OTCXR: Rethinking Self-supervised Alignment using Optimal Transport for Chest X-ray Analysis
This work addresses the problem of accurate thoracic disease diagnosis from chest X-rays for medical practitioners, representing an incremental improvement by integrating optimal transport into self-supervised learning.
The paper tackled the challenge of semantic alignment and capturing subtle details in self-supervised learning for chest X-ray analysis by proposing OTCXR, a framework using optimal transport and a Cross-Viewpoint Semantics Infusion Module, which achieved superior performance over state-of-the-art methods on three public datasets.
Self-supervised learning (SSL) has emerged as a promising technique for analyzing medical modalities such as X-rays due to its ability to learn without annotations. However, conventional SSL methods face challenges in achieving semantic alignment and capturing subtle details, which limits their ability to accurately represent the underlying anatomical structures and pathological features.
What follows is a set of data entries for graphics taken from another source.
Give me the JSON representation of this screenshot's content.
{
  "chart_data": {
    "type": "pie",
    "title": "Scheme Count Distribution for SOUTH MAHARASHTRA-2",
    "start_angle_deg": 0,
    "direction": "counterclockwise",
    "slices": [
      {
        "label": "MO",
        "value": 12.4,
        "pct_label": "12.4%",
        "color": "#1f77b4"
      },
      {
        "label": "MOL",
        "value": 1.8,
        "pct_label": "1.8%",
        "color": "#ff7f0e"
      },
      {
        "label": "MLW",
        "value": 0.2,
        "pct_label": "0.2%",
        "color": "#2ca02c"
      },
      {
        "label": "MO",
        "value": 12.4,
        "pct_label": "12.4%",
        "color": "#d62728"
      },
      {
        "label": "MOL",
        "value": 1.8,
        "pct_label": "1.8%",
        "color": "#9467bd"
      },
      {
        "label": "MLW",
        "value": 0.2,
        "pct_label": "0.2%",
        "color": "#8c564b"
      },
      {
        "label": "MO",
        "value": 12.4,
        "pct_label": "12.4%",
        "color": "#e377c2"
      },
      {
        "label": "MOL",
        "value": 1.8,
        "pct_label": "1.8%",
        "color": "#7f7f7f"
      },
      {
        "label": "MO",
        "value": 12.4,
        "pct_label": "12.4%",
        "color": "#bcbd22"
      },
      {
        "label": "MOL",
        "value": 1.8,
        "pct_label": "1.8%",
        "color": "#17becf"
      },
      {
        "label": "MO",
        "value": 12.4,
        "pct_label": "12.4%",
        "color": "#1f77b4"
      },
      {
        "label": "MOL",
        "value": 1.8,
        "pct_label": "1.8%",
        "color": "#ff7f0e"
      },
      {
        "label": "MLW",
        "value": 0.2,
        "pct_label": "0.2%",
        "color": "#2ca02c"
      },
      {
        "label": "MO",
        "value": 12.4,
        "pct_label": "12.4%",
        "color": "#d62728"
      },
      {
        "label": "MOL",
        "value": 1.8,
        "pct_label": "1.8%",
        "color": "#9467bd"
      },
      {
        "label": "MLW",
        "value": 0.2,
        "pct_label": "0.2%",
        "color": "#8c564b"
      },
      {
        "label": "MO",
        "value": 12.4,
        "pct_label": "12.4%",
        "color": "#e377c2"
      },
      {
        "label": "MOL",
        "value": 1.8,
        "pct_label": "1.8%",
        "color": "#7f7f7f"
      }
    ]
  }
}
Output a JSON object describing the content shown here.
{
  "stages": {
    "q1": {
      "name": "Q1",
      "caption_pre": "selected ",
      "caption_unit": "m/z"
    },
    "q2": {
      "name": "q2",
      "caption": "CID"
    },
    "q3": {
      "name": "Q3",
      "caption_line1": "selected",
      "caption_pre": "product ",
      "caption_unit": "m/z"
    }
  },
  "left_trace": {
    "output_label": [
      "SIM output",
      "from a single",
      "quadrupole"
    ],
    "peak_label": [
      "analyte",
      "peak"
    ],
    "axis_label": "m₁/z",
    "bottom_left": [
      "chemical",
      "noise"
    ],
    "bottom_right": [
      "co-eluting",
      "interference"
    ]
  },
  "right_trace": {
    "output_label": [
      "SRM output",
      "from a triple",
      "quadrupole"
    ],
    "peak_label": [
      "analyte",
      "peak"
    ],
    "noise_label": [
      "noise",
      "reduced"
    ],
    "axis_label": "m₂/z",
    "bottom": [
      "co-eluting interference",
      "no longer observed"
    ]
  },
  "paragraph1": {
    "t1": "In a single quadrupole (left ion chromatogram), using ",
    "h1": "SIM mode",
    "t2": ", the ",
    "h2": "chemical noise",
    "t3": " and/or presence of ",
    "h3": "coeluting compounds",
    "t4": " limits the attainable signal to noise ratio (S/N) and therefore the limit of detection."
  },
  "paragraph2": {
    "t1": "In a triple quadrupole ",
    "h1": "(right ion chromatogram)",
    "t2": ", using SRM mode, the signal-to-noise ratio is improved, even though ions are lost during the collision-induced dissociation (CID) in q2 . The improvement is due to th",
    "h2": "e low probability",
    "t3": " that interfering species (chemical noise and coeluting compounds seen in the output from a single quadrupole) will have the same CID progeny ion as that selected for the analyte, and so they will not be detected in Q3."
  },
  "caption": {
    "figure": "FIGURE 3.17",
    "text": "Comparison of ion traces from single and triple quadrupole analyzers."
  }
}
To address these limitations, we propose OTCXR, a novel SSL framework that leverages optimal transport (OT) to learn dense semantic invariance. By integrating OT with our innovative Cross-Viewpoint Semantics Infusion Module (CV-SIM), OTCXR enhances the model's ability to capture not only local spatial features but also global contextual dependencies across different viewpoints. This approach enriches the effectiveness of SSL in the context of chest radiographs. Furthermore, OTCXR incorporates variance and covariance regularizations within the OT framework to prioritize clinically relevant information while suppressing less informative features. This ensures that the learned representations are comprehensive and discriminative, particularly beneficial for tasks such as thoracic disease diagnosis. We validate OTCXR's efficacy through comprehensive experiments on three publicly available chest X-ray datasets. Our empirical results demonstrate the superiority of OTCXR over state-of-the-art methods across all evaluated tasks, confirming its capability to learn semantically rich representations.